Vaccinating 46% Of Haiti’s Population Could Control Cholera Epidemic, Study Concludes

“Vaccinating fewer than half of Haiti’s population of 10 million should brake a cholera epidemic that has claimed nearly 8,000 lives and made more than 635,000 people ill, scientists said Thursday,” Agence France-Presse reports. “Using a mathematical model, scientists in the United States determined that vaccination coverage of 46 percent of the population would ‘suppress transmission,'” the news agency writes (1/10). “In the current debate on the use of cholera vaccines … our results suggest that moderate cholera vaccine coverage would be an important element of disease control in Haiti,” the research team wrote in the journal Scientific Reports (Mukandavire et al., 1/10). Study author J. Glenn Morris, director of the University of Florida’s Emerging Pathogens Institute, “points to the ‘herd immunity’ concept — which proposes that immunizing a significant portion of a population breaks a chain of infection — in support of the efficacy of less than universal vaccination,” according to a University of Florida press release (1/10).

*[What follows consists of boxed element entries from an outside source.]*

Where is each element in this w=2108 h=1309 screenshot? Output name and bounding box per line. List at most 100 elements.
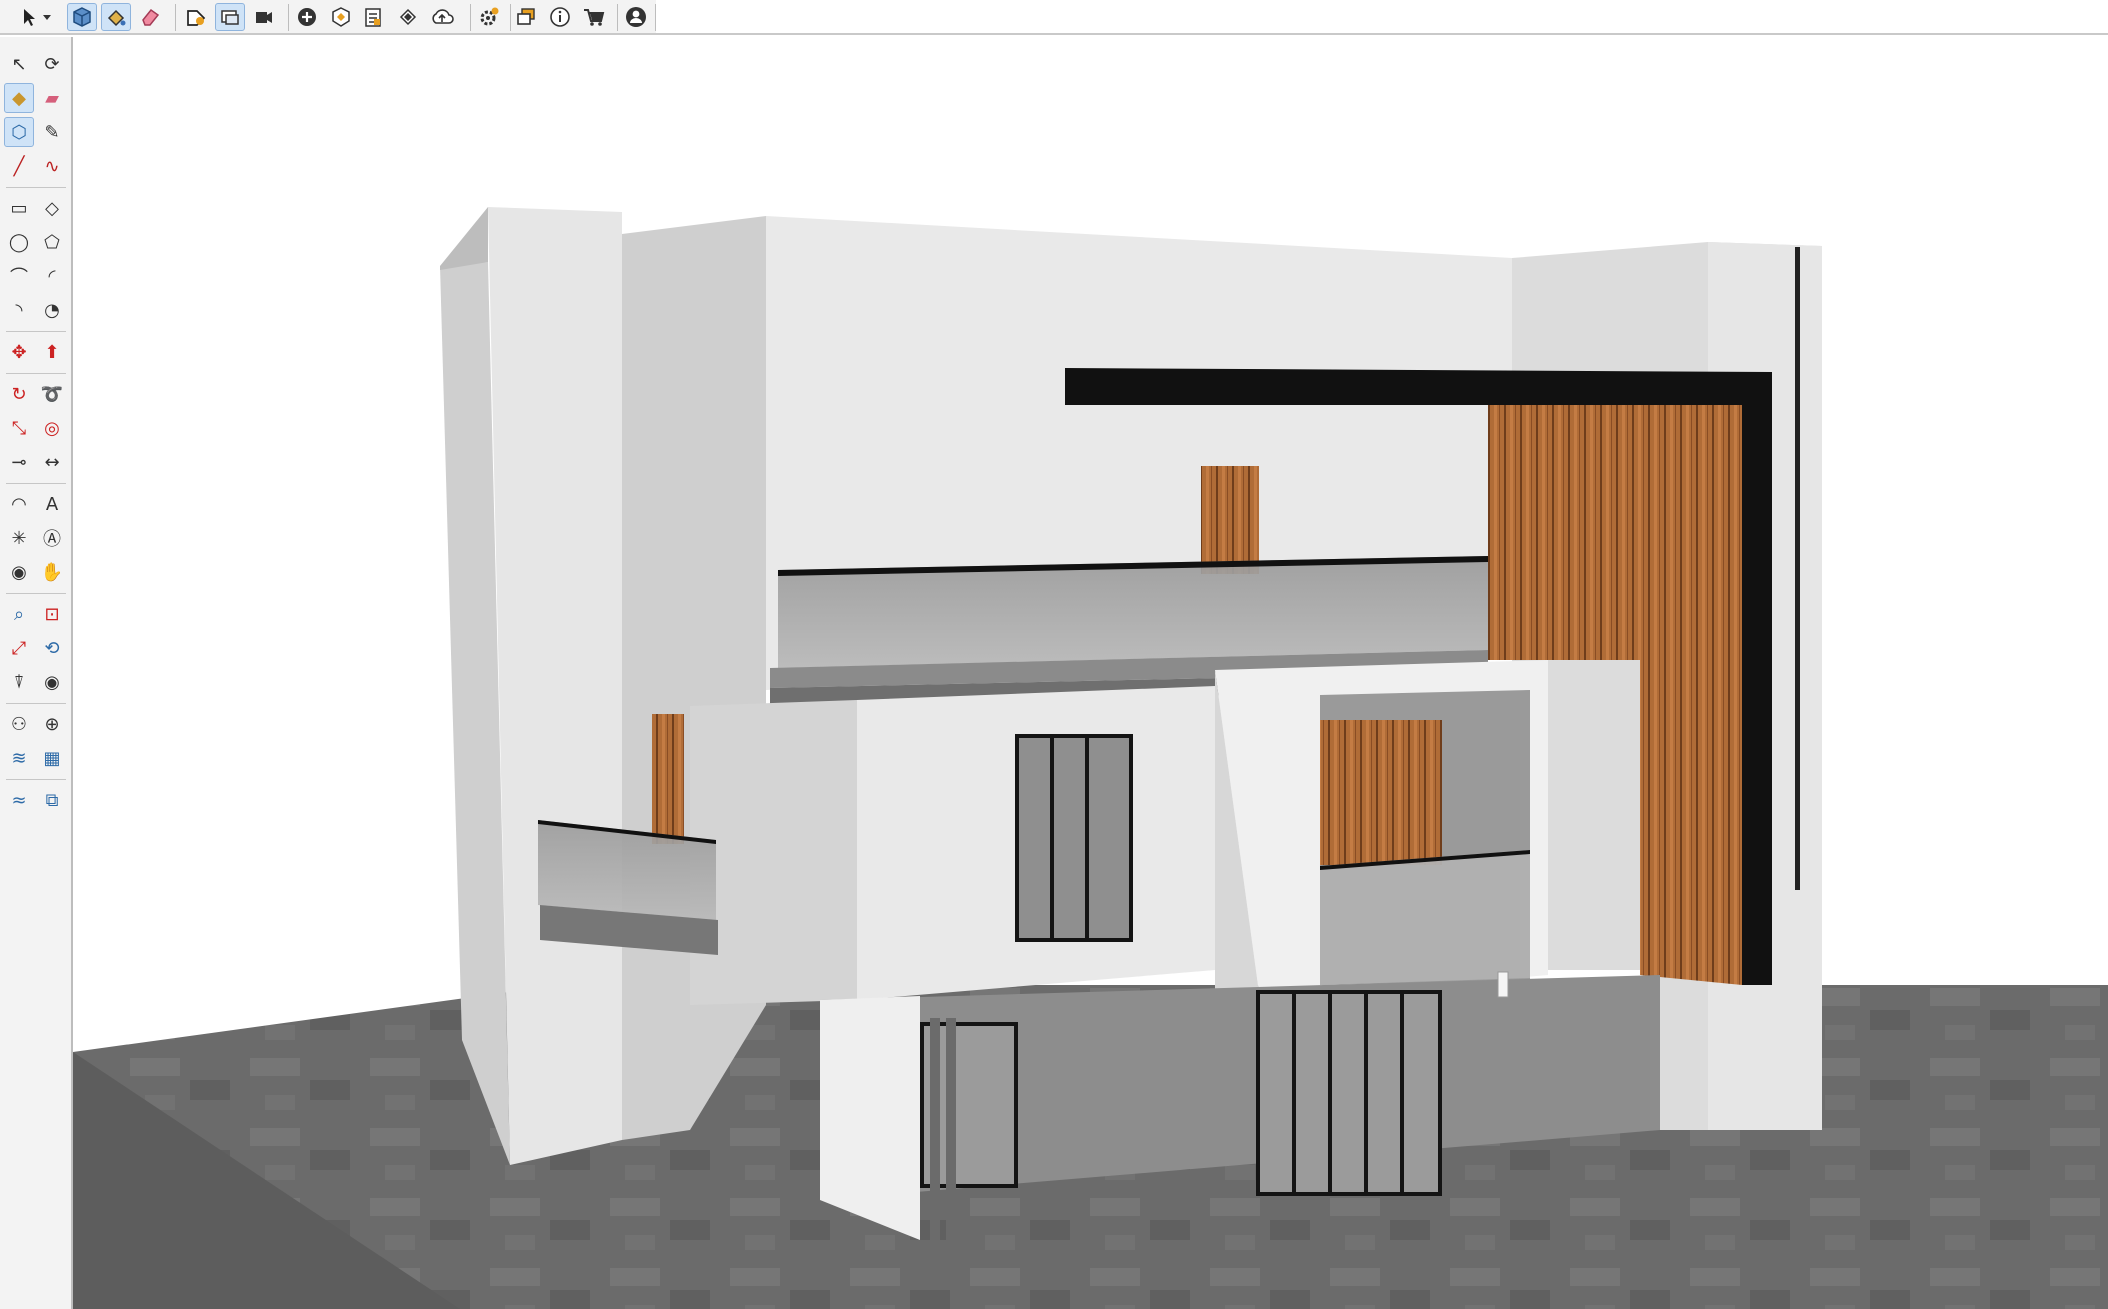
offset-tool-icon[interactable]: ◎: [37, 413, 67, 443]
ground-floor-left: [820, 996, 920, 1240]
black-frame-right: [1742, 372, 1772, 985]
rectangle-tool-icon[interactable]: ▭: [4, 193, 34, 223]
wall-light: [1497, 971, 1509, 998]
eraser-tool-glyph: ▰: [45, 87, 59, 109]
paint-bucket-icon[interactable]: [101, 3, 131, 31]
look-around-icon[interactable]: ◉: [37, 667, 67, 697]
extension-manager-icon[interactable]: [474, 3, 504, 31]
component-browser-icon[interactable]: [67, 3, 97, 31]
rotate-tool-glyph: ↻: [11, 383, 27, 405]
three-point-arc-glyph: ◝: [15, 299, 23, 321]
select-tool-glyph: ↖: [11, 53, 27, 75]
tag-visibility-icon[interactable]: [181, 3, 211, 31]
paint-bucket-tool-icon[interactable]: ◆: [4, 83, 34, 113]
axes-tool-icon[interactable]: ✳: [4, 523, 34, 553]
position-camera-glyph: ⍒: [13, 671, 25, 693]
zoom-window-icon[interactable]: ⊡: [37, 599, 67, 629]
3d-text-icon[interactable]: Ⓐ: [37, 523, 67, 553]
layer-manager-icon[interactable]: [215, 3, 245, 31]
line-tool-glyph: ╱: [13, 155, 25, 177]
scene-camera-icon[interactable]: [249, 3, 279, 31]
pie-tool-icon[interactable]: ◔: [37, 295, 67, 325]
info-icon[interactable]: [545, 3, 575, 31]
add-location-icon[interactable]: [292, 3, 322, 31]
sandbox-smoove-icon[interactable]: ≈: [4, 785, 34, 815]
rotate-tool-icon[interactable]: ↻: [4, 379, 34, 409]
black-frame-top: [1065, 368, 1772, 405]
circle-tool-glyph: ◯: [8, 231, 30, 253]
scale-tool-glyph: ⤡: [11, 417, 27, 439]
text-tool-icon[interactable]: A: [37, 489, 67, 519]
orbit-lasso-icon[interactable]: ⟳: [37, 49, 67, 79]
zoom-extents-glyph: ⤢: [11, 637, 27, 659]
tool-group-separator: [6, 779, 66, 780]
eraser-tool-icon[interactable]: ▰: [37, 83, 67, 113]
push-pull-icon[interactable]: ⬆: [37, 337, 67, 367]
sandbox-from-scratch-icon[interactable]: ▦: [37, 743, 67, 773]
dimension-tool-icon[interactable]: ↔: [37, 447, 67, 477]
tape-pencil-icon[interactable]: ✎: [37, 117, 67, 147]
toolbar-empty-area: [656, 0, 2108, 35]
sandbox-from-contours-icon[interactable]: ≋: [4, 743, 34, 773]
pie-tool-glyph: ◔: [44, 299, 60, 321]
tool-group-separator: [6, 483, 66, 484]
model-info-icon[interactable]: [358, 3, 388, 31]
two-point-arc-icon[interactable]: ◜: [37, 261, 67, 291]
follow-me-icon[interactable]: ➰: [37, 379, 67, 409]
account-icon[interactable]: [621, 3, 651, 31]
polygon-tool-icon[interactable]: ⬠: [37, 227, 67, 257]
scale-tool-icon[interactable]: ⤡: [4, 413, 34, 443]
tool-group-separator: [6, 593, 66, 594]
walk-tool-glyph: ⚇: [10, 713, 28, 735]
section-plane-icon[interactable]: [326, 3, 356, 31]
select-tool-icon[interactable]: ↖: [4, 49, 34, 79]
move-tool-icon[interactable]: ✥: [4, 337, 34, 367]
freehand-tool-glyph: ∿: [44, 155, 60, 177]
paint-bucket-tool-glyph: ◆: [12, 87, 26, 109]
orbit-tool-icon[interactable]: ◉: [4, 557, 34, 587]
shopping-cart-icon[interactable]: [579, 3, 609, 31]
push-pull-glyph: ⬆: [44, 341, 60, 363]
two-point-arc-glyph: ◜: [48, 265, 56, 287]
walk-tool-icon[interactable]: ⚇: [4, 709, 34, 739]
protractor-icon[interactable]: ◠: [4, 489, 34, 519]
box-door: [1320, 720, 1442, 865]
pan-tool-icon[interactable]: ✋: [37, 557, 67, 587]
orbit-lasso-glyph: ⟳: [44, 53, 60, 75]
zoom-extents-icon[interactable]: ⤢: [4, 633, 34, 663]
section-tool-icon[interactable]: ⊕: [37, 709, 67, 739]
sandbox-from-contours-glyph: ≋: [11, 747, 27, 769]
previous-view-icon[interactable]: ⟲: [37, 633, 67, 663]
tool-group-separator: [6, 187, 66, 188]
side-door: [652, 714, 684, 844]
tape-measure-icon[interactable]: ⊸: [4, 447, 34, 477]
3d-viewport[interactable]: [73, 37, 2108, 1309]
extension-warehouse-icon[interactable]: [393, 3, 423, 31]
arc-tool-glyph: ⌒: [10, 267, 28, 288]
arc-tool-icon[interactable]: ⌒: [4, 261, 34, 291]
share-model-icon[interactable]: [511, 3, 541, 31]
three-point-arc-icon[interactable]: ◝: [4, 295, 34, 325]
upper-door: [1201, 466, 1259, 574]
zoom-tool-icon[interactable]: ⌕: [4, 599, 34, 629]
offset-tool-glyph: ◎: [44, 417, 60, 439]
sandbox-stamp-icon[interactable]: ⧉: [37, 785, 67, 815]
line-tool-icon[interactable]: ╱: [4, 151, 34, 181]
freehand-tool-icon[interactable]: ∿: [37, 151, 67, 181]
look-around-glyph: ◉: [44, 671, 60, 693]
sandbox-smoove-glyph: ≈: [11, 789, 27, 811]
main-toolbar: [0, 0, 2108, 35]
pan-tool-glyph: ✋: [40, 561, 64, 583]
cloud-upload-icon[interactable]: [427, 3, 457, 31]
position-camera-icon[interactable]: ⍒: [4, 667, 34, 697]
rotated-rectangle-icon[interactable]: ◇: [37, 193, 67, 223]
tape-measure-glyph: ⊸: [11, 451, 27, 473]
dropdown-caret-icon[interactable]: [40, 3, 54, 31]
component-tool-glyph: ⬡: [11, 121, 27, 143]
house-model: [73, 207, 2108, 1309]
eraser-icon[interactable]: [135, 3, 165, 31]
circle-tool-icon[interactable]: ◯: [4, 227, 34, 257]
component-tool-icon[interactable]: ⬡: [4, 117, 34, 147]
follow-me-glyph: ➰: [40, 383, 64, 405]
section-tool-glyph: ⊕: [44, 713, 60, 735]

“The recently developed mathematical model might serve to settle or, at least, voice a compromise in an international debate over whether Haiti should vaccinate its population or clean up its sanitation systems to stave off the epidemic,” the Gainesville Sun reports (Crane, 1/10). According to AFP, the researchers said “vaccination must be combined with programs to improve water quality.” The news agency adds, “Talks between the Haitian health ministry, the WHO and Pan-American Health Organization on launching a vaccination campaign ‘are taking place, but nothing has been agreed yet,’ the WHO said in response to an email query from AFP” (1/10). In a related story, the U.N. released preliminary results from the Haiti Demographic and Health Survey, which show “substantial progress for children there in the education, nutrition, health, and sanitation sectors since 2006,” according to the U.N. News Centre (1/10).